THE ISAAC ARES CLASSICAL MANIFESTO:
- Isaac Ares
- Philosophy & Ethics of Dressage
WHERE IS THE COLLECTION?
Hola everyone
A call to restore soul and function to the art of classical dressage
THE FOUNDATION
The anatomy of the horse leaves no room for debate.
In its natural stance, a horse distributes approximately 60% of its weight on the forehand, and 40% on the hindquarters.
This asymmetry is not a flaw it’s a structural reality: a long neck that acts as a counterweight, a ribcage suspended by muscular slings, and hind limbs designed to propel, not support.
Classical dressage was never meant to beautify that truth but to transform it.
Through rigorous gymnastic development, the horse learns to carry more weight behind, free the shoulders, lift the base of the neck, and reorganize its centre of gravity.
Collection is not about shortening it is about redistributing gravity in favour of balance, lightness, and longevity.
THE DISTORTION
Today, we increasingly observe horses that, after years of formal training, remain trapped in their original mechanics:
collapsed in the shoulders, the base of the neck sunken, hind legs pushing without supporting, and a disconnected back.
Collection is absent.
The base of the neck doesn’t rise it drops.
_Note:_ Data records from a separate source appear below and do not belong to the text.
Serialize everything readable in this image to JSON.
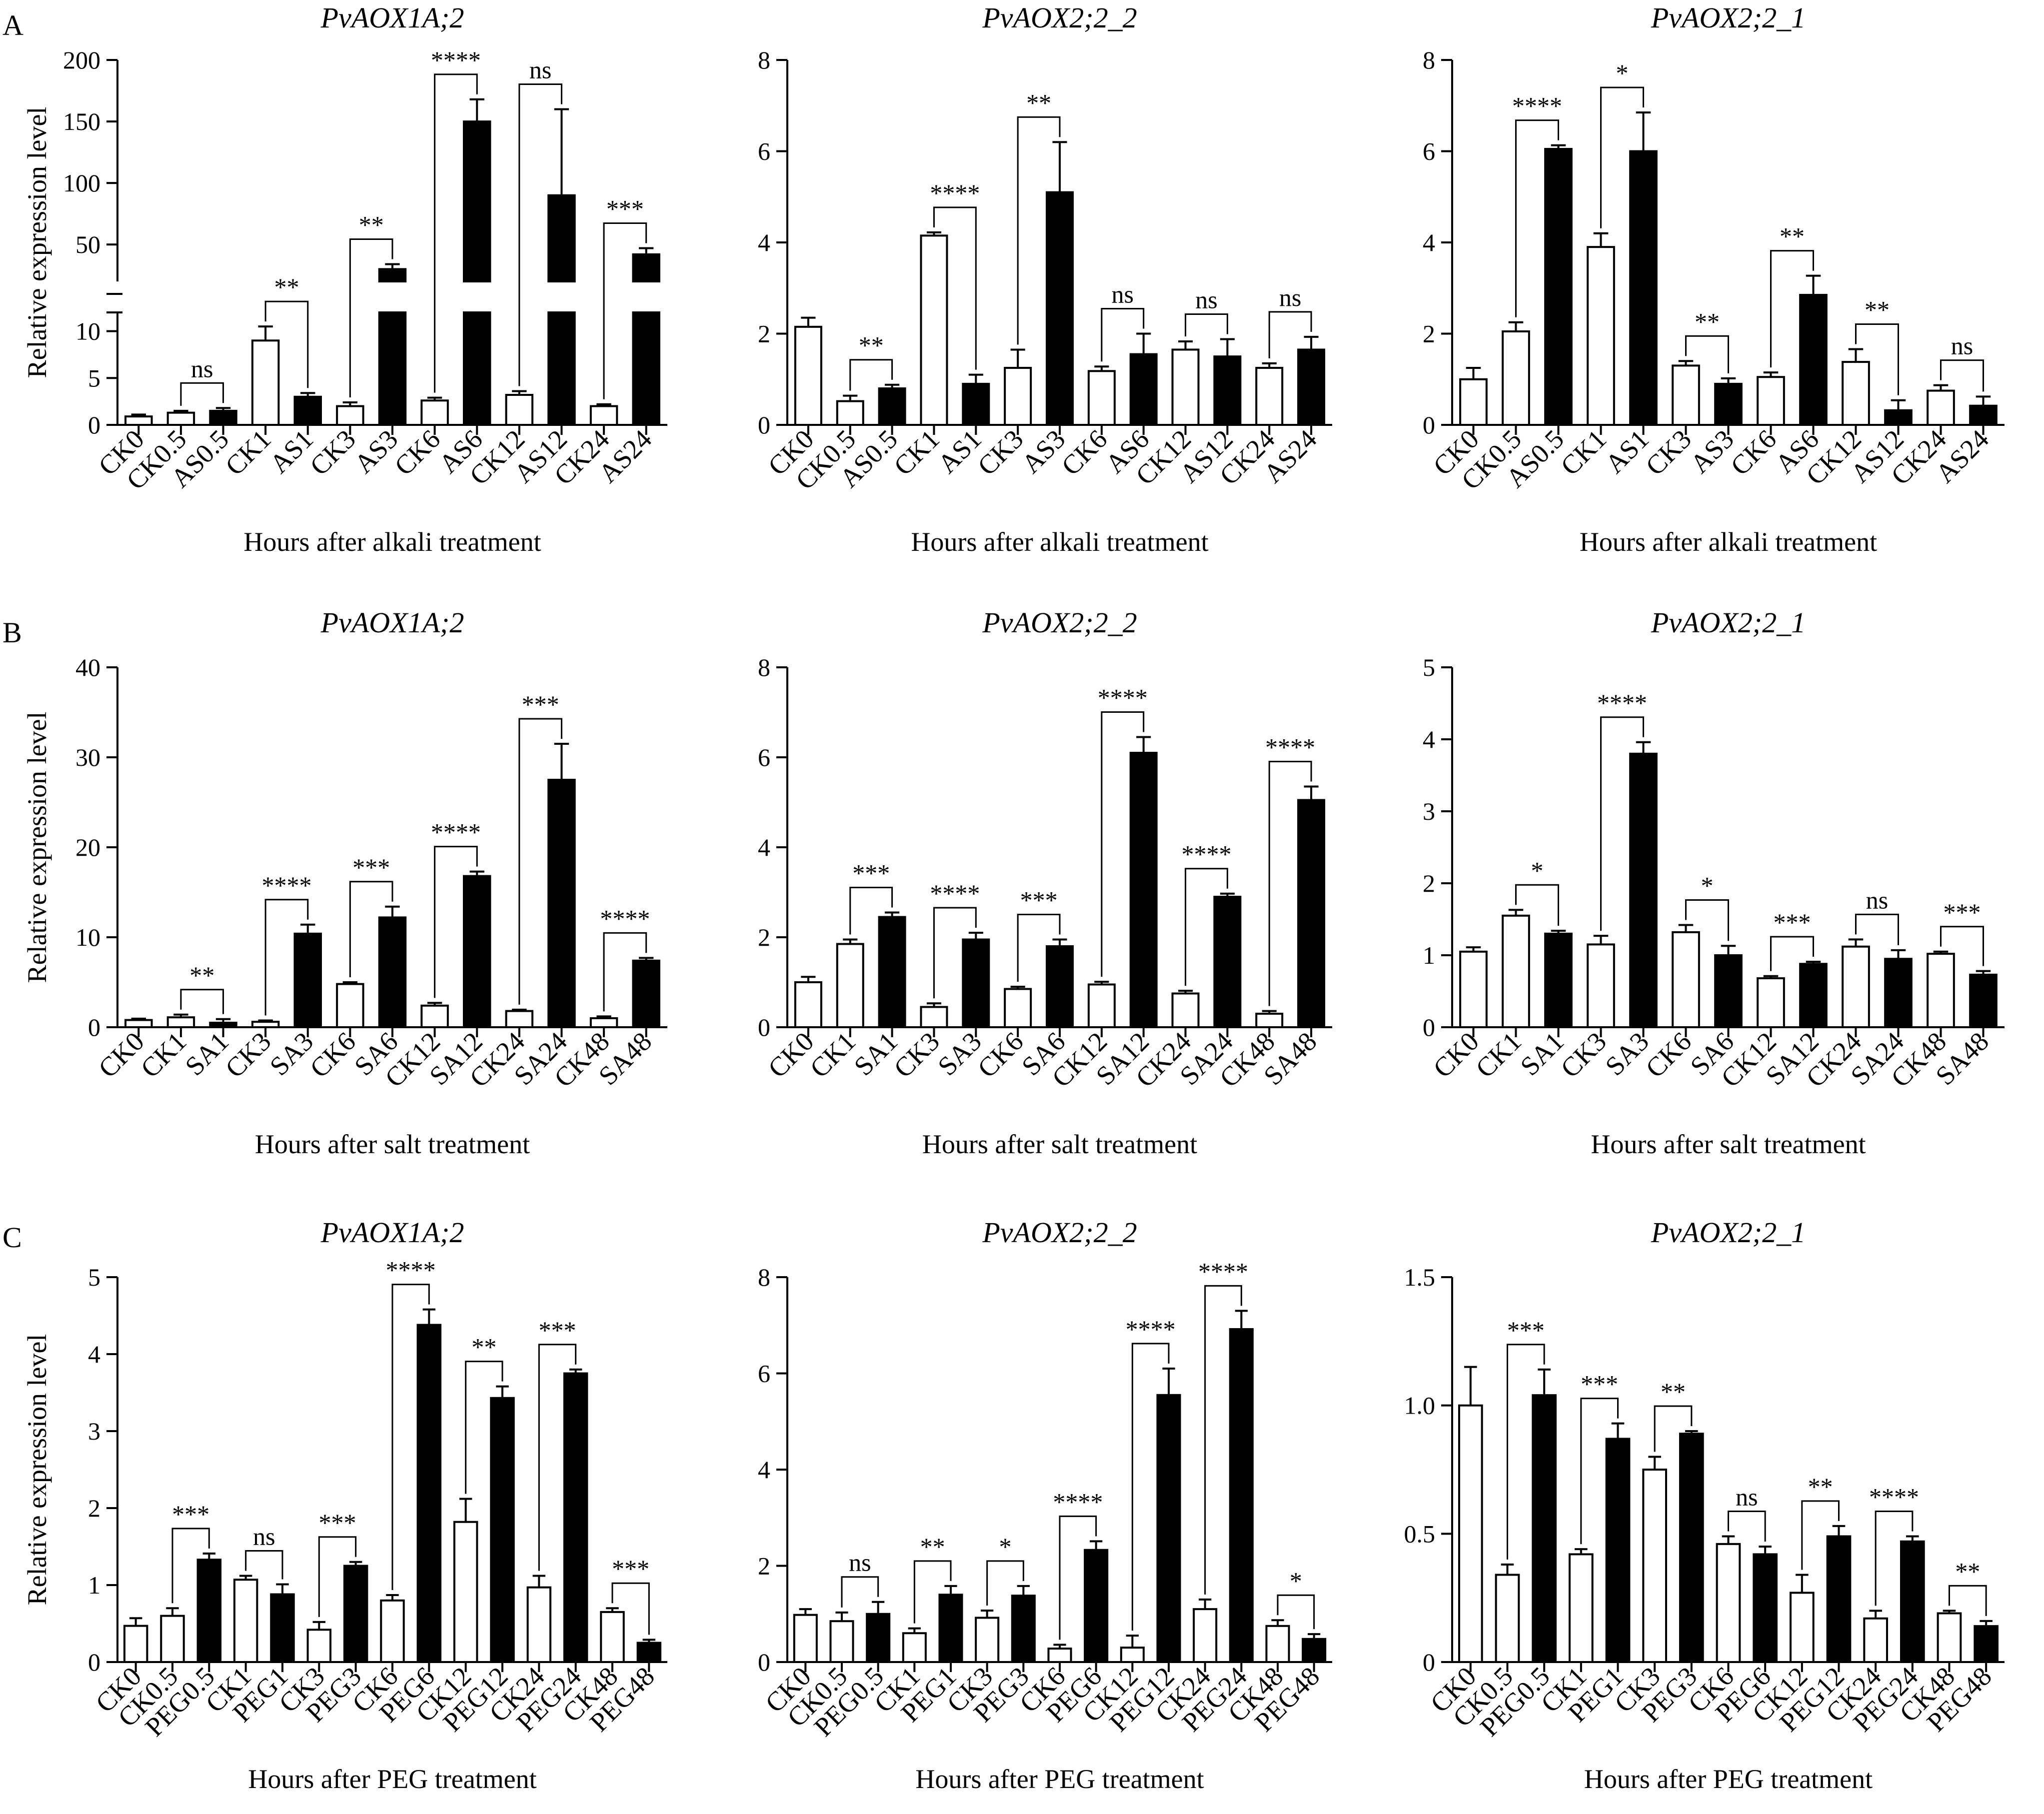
{
  "panel_letters": [
    "A",
    "B",
    "C"
  ],
  "chart_data": [
    {
      "type": "bar",
      "panel": "A",
      "title": "PvAOX1A;2",
      "xlabel": "Hours after alkali treatment",
      "ylabel": "Relative expression level",
      "categories": [
        "CK0",
        "CK0.5",
        "AS0.5",
        "CK1",
        "AS1",
        "CK3",
        "AS3",
        "CK6",
        "AS6",
        "CK12",
        "AS12",
        "CK24",
        "AS24"
      ],
      "values": [
        0.9,
        1.3,
        1.5,
        9.0,
        3.0,
        2.0,
        30,
        2.6,
        150,
        3.2,
        90,
        2.0,
        42
      ],
      "errors": [
        0.2,
        0.2,
        0.3,
        1.5,
        0.4,
        0.4,
        4,
        0.3,
        18,
        0.4,
        70,
        0.2,
        5
      ],
      "fill": [
        "white",
        "white",
        "black",
        "white",
        "black",
        "white",
        "black",
        "white",
        "black",
        "white",
        "black",
        "white",
        "black"
      ],
      "yticks_lower": [
        0,
        5,
        10
      ],
      "yticks_upper": [
        50,
        100,
        150,
        200
      ],
      "ylim_lower": [
        0,
        12
      ],
      "ylim_upper": [
        20,
        200
      ],
      "comparisons": [
        {
          "left": 1,
          "right": 2,
          "label": "ns"
        },
        {
          "left": 3,
          "right": 4,
          "label": "**"
        },
        {
          "left": 5,
          "right": 6,
          "label": "**"
        },
        {
          "left": 7,
          "right": 8,
          "label": "****"
        },
        {
          "left": 9,
          "right": 10,
          "label": "ns"
        },
        {
          "left": 11,
          "right": 12,
          "label": "***"
        }
      ]
    },
    {
      "type": "bar",
      "panel": "A",
      "title": "PvAOX2;2_2",
      "xlabel": "Hours after alkali treatment",
      "ylabel": "",
      "categories": [
        "CK0",
        "CK0.5",
        "AS0.5",
        "CK1",
        "AS1",
        "CK3",
        "AS3",
        "CK6",
        "AS6",
        "CK12",
        "AS12",
        "CK24",
        "AS24"
      ],
      "values": [
        2.15,
        0.52,
        0.8,
        4.15,
        0.9,
        1.25,
        5.1,
        1.18,
        1.55,
        1.65,
        1.5,
        1.25,
        1.65
      ],
      "errors": [
        0.2,
        0.12,
        0.08,
        0.07,
        0.2,
        0.4,
        1.1,
        0.1,
        0.45,
        0.18,
        0.38,
        0.1,
        0.28
      ],
      "fill": [
        "white",
        "white",
        "black",
        "white",
        "black",
        "white",
        "black",
        "white",
        "black",
        "white",
        "black",
        "white",
        "black"
      ],
      "ylim": [
        0,
        8
      ],
      "yticks": [
        0,
        2,
        4,
        6,
        8
      ],
      "comparisons": [
        {
          "left": 1,
          "right": 2,
          "label": "**"
        },
        {
          "left": 3,
          "right": 4,
          "label": "****"
        },
        {
          "left": 5,
          "right": 6,
          "label": "**"
        },
        {
          "left": 7,
          "right": 8,
          "label": "ns"
        },
        {
          "left": 9,
          "right": 10,
          "label": "ns"
        },
        {
          "left": 11,
          "right": 12,
          "label": "ns"
        }
      ]
    },
    {
      "type": "bar",
      "panel": "A",
      "title": "PvAOX2;2_1",
      "xlabel": "Hours after alkali treatment",
      "ylabel": "",
      "categories": [
        "CK0",
        "CK0.5",
        "AS0.5",
        "CK1",
        "AS1",
        "CK3",
        "AS3",
        "CK6",
        "AS6",
        "CK12",
        "AS12",
        "CK24",
        "AS24"
      ],
      "values": [
        1.0,
        2.05,
        6.05,
        3.9,
        6.0,
        1.3,
        0.9,
        1.05,
        2.85,
        1.38,
        0.32,
        0.75,
        0.42
      ],
      "errors": [
        0.25,
        0.2,
        0.08,
        0.3,
        0.85,
        0.1,
        0.12,
        0.1,
        0.42,
        0.28,
        0.22,
        0.12,
        0.2
      ],
      "fill": [
        "white",
        "white",
        "black",
        "white",
        "black",
        "white",
        "black",
        "white",
        "black",
        "white",
        "black",
        "white",
        "black"
      ],
      "ylim": [
        0,
        8
      ],
      "yticks": [
        0,
        2,
        4,
        6,
        8
      ],
      "comparisons": [
        {
          "left": 1,
          "right": 2,
          "label": "****"
        },
        {
          "left": 3,
          "right": 4,
          "label": "*"
        },
        {
          "left": 5,
          "right": 6,
          "label": "**"
        },
        {
          "left": 7,
          "right": 8,
          "label": "**"
        },
        {
          "left": 9,
          "right": 10,
          "label": "**"
        },
        {
          "left": 11,
          "right": 12,
          "label": "ns"
        }
      ]
    },
    {
      "type": "bar",
      "panel": "B",
      "title": "PvAOX1A;2",
      "xlabel": "Hours after salt treatment",
      "ylabel": "Relative expression level",
      "categories": [
        "CK0",
        "CK1",
        "SA1",
        "CK3",
        "SA3",
        "CK6",
        "SA6",
        "CK12",
        "SA12",
        "CK24",
        "SA24",
        "CK48",
        "SA48"
      ],
      "values": [
        0.8,
        1.1,
        0.5,
        0.6,
        10.4,
        4.8,
        12.2,
        2.4,
        16.8,
        1.8,
        27.5,
        1.0,
        7.4
      ],
      "errors": [
        0.15,
        0.3,
        0.4,
        0.15,
        1.0,
        0.2,
        1.2,
        0.3,
        0.5,
        0.15,
        4.0,
        0.2,
        0.3
      ],
      "fill": [
        "white",
        "white",
        "black",
        "white",
        "black",
        "white",
        "black",
        "white",
        "black",
        "white",
        "black",
        "white",
        "black"
      ],
      "ylim": [
        0,
        40
      ],
      "yticks": [
        0,
        10,
        20,
        30,
        40
      ],
      "comparisons": [
        {
          "left": 1,
          "right": 2,
          "label": "**"
        },
        {
          "left": 3,
          "right": 4,
          "label": "****"
        },
        {
          "left": 5,
          "right": 6,
          "label": "***"
        },
        {
          "left": 7,
          "right": 8,
          "label": "****"
        },
        {
          "left": 9,
          "right": 10,
          "label": "***"
        },
        {
          "left": 11,
          "right": 12,
          "label": "****"
        }
      ]
    },
    {
      "type": "bar",
      "panel": "B",
      "title": "PvAOX2;2_2",
      "xlabel": "Hours after salt treatment",
      "ylabel": "",
      "categories": [
        "CK0",
        "CK1",
        "SA1",
        "CK3",
        "SA3",
        "CK6",
        "SA6",
        "CK12",
        "SA12",
        "CK24",
        "SA24",
        "CK48",
        "SA48"
      ],
      "values": [
        1.0,
        1.85,
        2.45,
        0.45,
        1.95,
        0.85,
        1.8,
        0.95,
        6.1,
        0.75,
        2.9,
        0.3,
        5.05
      ],
      "errors": [
        0.12,
        0.1,
        0.1,
        0.08,
        0.15,
        0.05,
        0.15,
        0.06,
        0.35,
        0.06,
        0.07,
        0.06,
        0.3
      ],
      "fill": [
        "white",
        "white",
        "black",
        "white",
        "black",
        "white",
        "black",
        "white",
        "black",
        "white",
        "black",
        "white",
        "black"
      ],
      "ylim": [
        0,
        8
      ],
      "yticks": [
        0,
        2,
        4,
        6,
        8
      ],
      "comparisons": [
        {
          "left": 1,
          "right": 2,
          "label": "***"
        },
        {
          "left": 3,
          "right": 4,
          "label": "****"
        },
        {
          "left": 5,
          "right": 6,
          "label": "***"
        },
        {
          "left": 7,
          "right": 8,
          "label": "****"
        },
        {
          "left": 9,
          "right": 10,
          "label": "****"
        },
        {
          "left": 11,
          "right": 12,
          "label": "****"
        }
      ]
    },
    {
      "type": "bar",
      "panel": "B",
      "title": "PvAOX2;2_1",
      "xlabel": "Hours after salt treatment",
      "ylabel": "",
      "categories": [
        "CK0",
        "CK1",
        "SA1",
        "CK3",
        "SA3",
        "CK6",
        "SA6",
        "CK12",
        "SA12",
        "CK24",
        "SA24",
        "CK48",
        "SA48"
      ],
      "values": [
        1.05,
        1.55,
        1.3,
        1.15,
        3.8,
        1.32,
        1.0,
        0.68,
        0.88,
        1.12,
        0.95,
        1.02,
        0.73
      ],
      "errors": [
        0.06,
        0.08,
        0.04,
        0.12,
        0.16,
        0.1,
        0.13,
        0.03,
        0.03,
        0.1,
        0.12,
        0.03,
        0.05
      ],
      "fill": [
        "white",
        "white",
        "black",
        "white",
        "black",
        "white",
        "black",
        "white",
        "black",
        "white",
        "black",
        "white",
        "black"
      ],
      "ylim": [
        0,
        5
      ],
      "yticks": [
        0,
        1,
        2,
        3,
        4,
        5
      ],
      "comparisons": [
        {
          "left": 1,
          "right": 2,
          "label": "*"
        },
        {
          "left": 3,
          "right": 4,
          "label": "****"
        },
        {
          "left": 5,
          "right": 6,
          "label": "*"
        },
        {
          "left": 7,
          "right": 8,
          "label": "***"
        },
        {
          "left": 9,
          "right": 10,
          "label": "ns"
        },
        {
          "left": 11,
          "right": 12,
          "label": "***"
        }
      ]
    },
    {
      "type": "bar",
      "panel": "C",
      "title": "PvAOX1A;2",
      "xlabel": "Hours after PEG treatment",
      "ylabel": "Relative expression level",
      "categories": [
        "CK0",
        "CK0.5",
        "PEG0.5",
        "CK1",
        "PEG1",
        "CK3",
        "PEG3",
        "CK6",
        "PEG6",
        "CK12",
        "PEG12",
        "CK24",
        "PEG24",
        "CK48",
        "PEG48"
      ],
      "values": [
        0.47,
        0.6,
        1.33,
        1.07,
        0.88,
        0.42,
        1.25,
        0.8,
        4.38,
        1.82,
        3.43,
        0.97,
        3.75,
        0.65,
        0.25
      ],
      "errors": [
        0.1,
        0.1,
        0.08,
        0.05,
        0.13,
        0.1,
        0.05,
        0.07,
        0.2,
        0.3,
        0.15,
        0.15,
        0.05,
        0.05,
        0.04
      ],
      "fill": [
        "white",
        "white",
        "black",
        "white",
        "black",
        "white",
        "black",
        "white",
        "black",
        "white",
        "black",
        "white",
        "black",
        "white",
        "black"
      ],
      "ylim": [
        0,
        5
      ],
      "yticks": [
        0,
        1,
        2,
        3,
        4,
        5
      ],
      "comparisons": [
        {
          "left": 1,
          "right": 2,
          "label": "***"
        },
        {
          "left": 3,
          "right": 4,
          "label": "ns"
        },
        {
          "left": 5,
          "right": 6,
          "label": "***"
        },
        {
          "left": 7,
          "right": 8,
          "label": "****"
        },
        {
          "left": 9,
          "right": 10,
          "label": "**"
        },
        {
          "left": 11,
          "right": 12,
          "label": "***"
        },
        {
          "left": 13,
          "right": 14,
          "label": "***"
        }
      ]
    },
    {
      "type": "bar",
      "panel": "C",
      "title": "PvAOX2;2_2",
      "xlabel": "Hours after PEG treatment",
      "ylabel": "",
      "categories": [
        "CK0",
        "CK0.5",
        "PEG0.5",
        "CK1",
        "PEG1",
        "CK3",
        "PEG3",
        "CK6",
        "PEG6",
        "CK12",
        "PEG12",
        "CK24",
        "PEG24",
        "CK48",
        "PEG48"
      ],
      "values": [
        0.98,
        0.85,
        1.0,
        0.6,
        1.4,
        0.92,
        1.38,
        0.28,
        2.33,
        0.3,
        5.55,
        1.1,
        6.92,
        0.75,
        0.48
      ],
      "errors": [
        0.12,
        0.18,
        0.25,
        0.1,
        0.18,
        0.15,
        0.2,
        0.08,
        0.18,
        0.25,
        0.55,
        0.2,
        0.38,
        0.12,
        0.1
      ],
      "fill": [
        "white",
        "white",
        "black",
        "white",
        "black",
        "white",
        "black",
        "white",
        "black",
        "white",
        "black",
        "white",
        "black",
        "white",
        "black"
      ],
      "ylim": [
        0,
        8
      ],
      "yticks": [
        0,
        2,
        4,
        6,
        8
      ],
      "comparisons": [
        {
          "left": 1,
          "right": 2,
          "label": "ns"
        },
        {
          "left": 3,
          "right": 4,
          "label": "**"
        },
        {
          "left": 5,
          "right": 6,
          "label": "*"
        },
        {
          "left": 7,
          "right": 8,
          "label": "****"
        },
        {
          "left": 9,
          "right": 10,
          "label": "****"
        },
        {
          "left": 11,
          "right": 12,
          "label": "****"
        },
        {
          "left": 13,
          "right": 14,
          "label": "*"
        }
      ]
    },
    {
      "type": "bar",
      "panel": "C",
      "title": "PvAOX2;2_1",
      "xlabel": "Hours after PEG treatment",
      "ylabel": "",
      "categories": [
        "CK0",
        "CK0.5",
        "PEG0.5",
        "CK1",
        "PEG1",
        "CK3",
        "PEG3",
        "CK6",
        "PEG6",
        "CK12",
        "PEG12",
        "CK24",
        "PEG24",
        "CK48",
        "PEG48"
      ],
      "values": [
        1.0,
        0.34,
        1.04,
        0.42,
        0.87,
        0.75,
        0.89,
        0.46,
        0.42,
        0.27,
        0.49,
        0.17,
        0.47,
        0.19,
        0.14
      ],
      "errors": [
        0.15,
        0.04,
        0.1,
        0.02,
        0.06,
        0.05,
        0.01,
        0.03,
        0.03,
        0.07,
        0.04,
        0.03,
        0.02,
        0.01,
        0.02
      ],
      "fill": [
        "white",
        "white",
        "black",
        "white",
        "black",
        "white",
        "black",
        "white",
        "black",
        "white",
        "black",
        "white",
        "black",
        "white",
        "black"
      ],
      "ylim": [
        0,
        1.5
      ],
      "yticks": [
        0,
        0.5,
        1.0,
        1.5
      ],
      "ytick_labels": [
        "0",
        "0.5",
        "1.0",
        "1.5"
      ],
      "comparisons": [
        {
          "left": 1,
          "right": 2,
          "label": "***"
        },
        {
          "left": 3,
          "right": 4,
          "label": "***"
        },
        {
          "left": 5,
          "right": 6,
          "label": "**"
        },
        {
          "left": 7,
          "right": 8,
          "label": "ns"
        },
        {
          "left": 9,
          "right": 10,
          "label": "**"
        },
        {
          "left": 11,
          "right": 12,
          "label": "****"
        },
        {
          "left": 13,
          "right": 14,
          "label": "**"
        }
      ]
    }
  ]
}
The back doesn’t act as a bridge it caves in.
Impulsion doesn’t elevate it bounces without purpose.
The piaffe loses its pelvic origin, the passage loses lumbar cadence, and the canter folds into itself.
What once revealed the horse’s biomechanical truth now too often rewards its aesthetic denial.
This is not a matter of blame it is a matter of lost direction.
THE FUNCTIONAL TRUTH
A trained eye needs no stopwatch or scorecard.
Just watch how the neck breathes and you will know whether the horse is truly working or merely compensating.
A descending base of neck restricts scapular freedom and breaks rhythm.
A collapsed thoracic sling increases forehand loading and strains joints.
A disconnected topline block the energy transfer from hind to fore.
A retracted hind leg without pelvic flexion creates motion without true collection.
When the structure fails, no amount of expression can replace function.
THE OBSERVATION
In the walk the most sincere of all gaits two oscillations tell the truth:
Axial movement: the longitudinal expansion and contraction of the topline the rhythm of breath, elasticity, and connection.
Appendicular movement: the lateral sway that accompanies shoulder alternation when exaggerated, it often compensates for an inactive core and false collection.
Where the neck ceases to breathe, the back collapses.
Where motion becomes decorative, mechanics degrade.
And where there is rigidity, there is no art only artifice.
THE DECLARATION
We call for a new biomechanical literacy.
We call for a return to dressage that educates the body and liberates the spirit of the horse.
We demand that form follows function, not disguises it.
We stand for trainers who look beyond the trophy, and riders who listen with their bodies, not their timers.
Because dressage is or should be rehabilitation elevated to art.
And when the art stops serving the horse, it stops being art.
Isaac Ares
Classical trainer. Independent observer. Critical voice.
For the horse. For the truth. For the art.
Legal Disclaimer
This manifesto expresses an independent professional opinion for educational and ethical purposes, promoting biomechanically sound equestrian practice. It refers to no specific rider, horse, competition, or governing body.